Being present means centering yourself with a clear mind, free from distractions and intently focused on the other person who you are engaging with in a one-on-one conversation… not dissimilar to the way you would listen to a patient.
Listening at Level II is also focused on the other person. It’s thinking about what they are saying, why they are telling you what they are telling you, what they are feeling and thinking. This level is contrasted with Level I when you listen to respond and are pre-occupied with how you will reply. There is another level – Level III – which considers, in addition to the other person’s thoughts and feelings, the environment and any patterns and connections you can make from what the person is saying.
What are the benefits of listening at Level II? There are many you will realize such as the ability to:
- Broaden perspectives
- Dispel assumptions
- Uncover bias
- Understand the challenge
- Gain clarity
Once you have listened at Level II, you can begin asking powerful questions. Powerful questions can create learning, knowledge and introspection. By asking open ended questions (e.g., how/what, not why), you will notice that it:
- Brings clarity
- Evokes “self-discovery”
- Offers new learning
- Explores what the desired outcome is
- Doesn’t use leading questions… not concluding or steering in a specific direction
Some examples of open-ended powerful questions:
- What do you think?
- What matters to you about this?
- How do you know this? What else might be true?
- When you look back, what do you want to see, feel, be?
- What did you learn about yourself? About the situation?
- How will you hold yourself accountable to your learning?
Probably one of the hardest adjustments leaders will make as they enter the coaching realm, especially physicians, is not jumping to solutions, judgments or assumptions. Most of us have achieved career success by fixing problems, knowing what and how to take the next step. That’s territory coach’s need to avoid.
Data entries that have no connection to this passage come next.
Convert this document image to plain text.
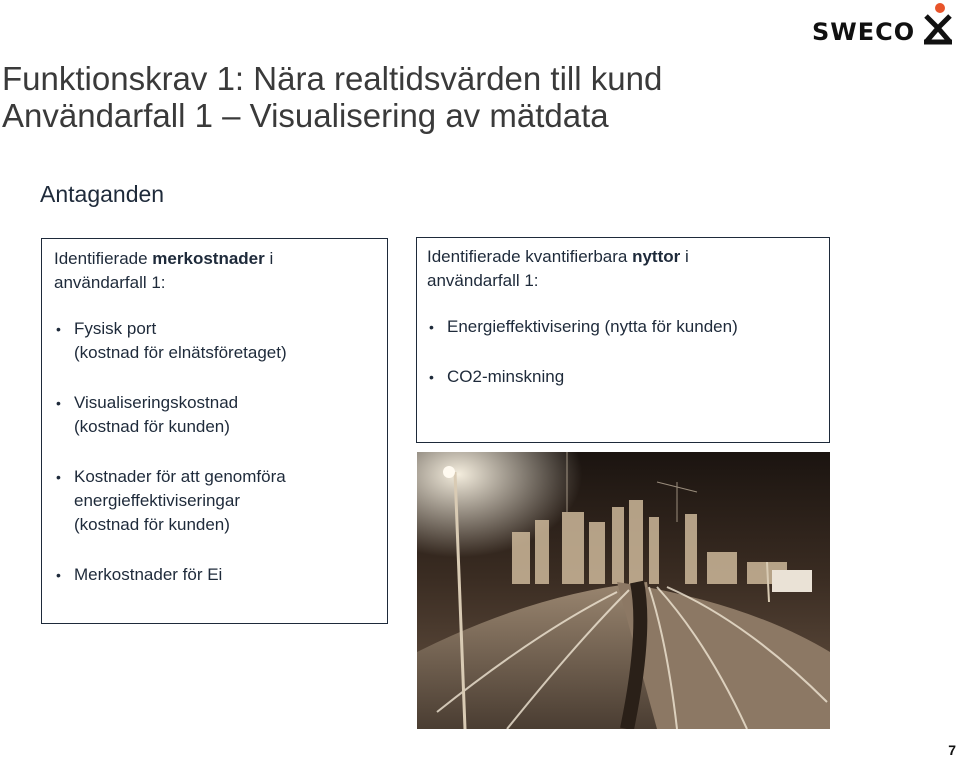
SWECO
Funktionskrav 1: Nära realtidsvärden till kund
Användarfall 1 – Visualisering av mätdata
Antaganden

Identifierade merkostnader i
användarfall 1:

• Fysisk port
(kostnad för elnätsföretaget)
• Visualiseringskostnad
(kostnad för kunden)
• Kostnader för att genomföra
energieffektiviseringar
(kostnad för kunden)
• Merkostnader för Ei

Identifierade kvantifierbara nyttor i
användarfall 1:

• Energieffektivisering (nytta för kunden)
• CO2-minskning
7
You’ll know you’re engaged in a coaching conversation when the topics are not about someone’s to-do list or the status of a particular project. Rather, together you are exploring challenges associated with:
Collaboration | Emotional intelligence | Leadership development |
Communication | Executive presence | Leading change |
Conflict management | Feedback | Strategic thinking |
Core values | Goal setting | Team building |
Delegation | Impostor syndrome | Time management |
When we look at what thought leaders say about coaching, we can examine or refer to fellow physicians, record-breaking athletic coaches and professional associations:
“Coaching done well may be the most effective intervention designed for human performance.
Atul Gawande “Personal Best” The New Yorker, 2011.
Partnering with clients in a thought-provoking and creative process that inspires them to maximize their personal and professional potential.
International Coaching Federation
“Take me where I couldn’t get to by myself. That’s what a great coach does.”
Tara VanDerveer, Stanford Women’s Basketball Coach
How can you apply this in your everyday work with direct reports, your team, your colleagues? What resources do you need to put this new practice into play? What will it take for you to Lead with A Coach’s Mindset?
Citations:
O’Grady, Eileen PhD, RN, NP, PCC; Johnson, Jean PhD, RN, FAAN, ACC; Hassmiller, Susan RN, PhD, FAAN, ACC. “Leading Through Chaos and Complexity: The Nurse as Coach – Building High Performing Teams.” Nursing Administration Quarterly, vol. 48, no. 3, July/September 2024, pp. 218-224. DOI: 10.1097/NAQ.0000000000000649.
Net Impact. What Workers Want. Net Impact, 2021, www.netimpact.org/research/what-workers-want.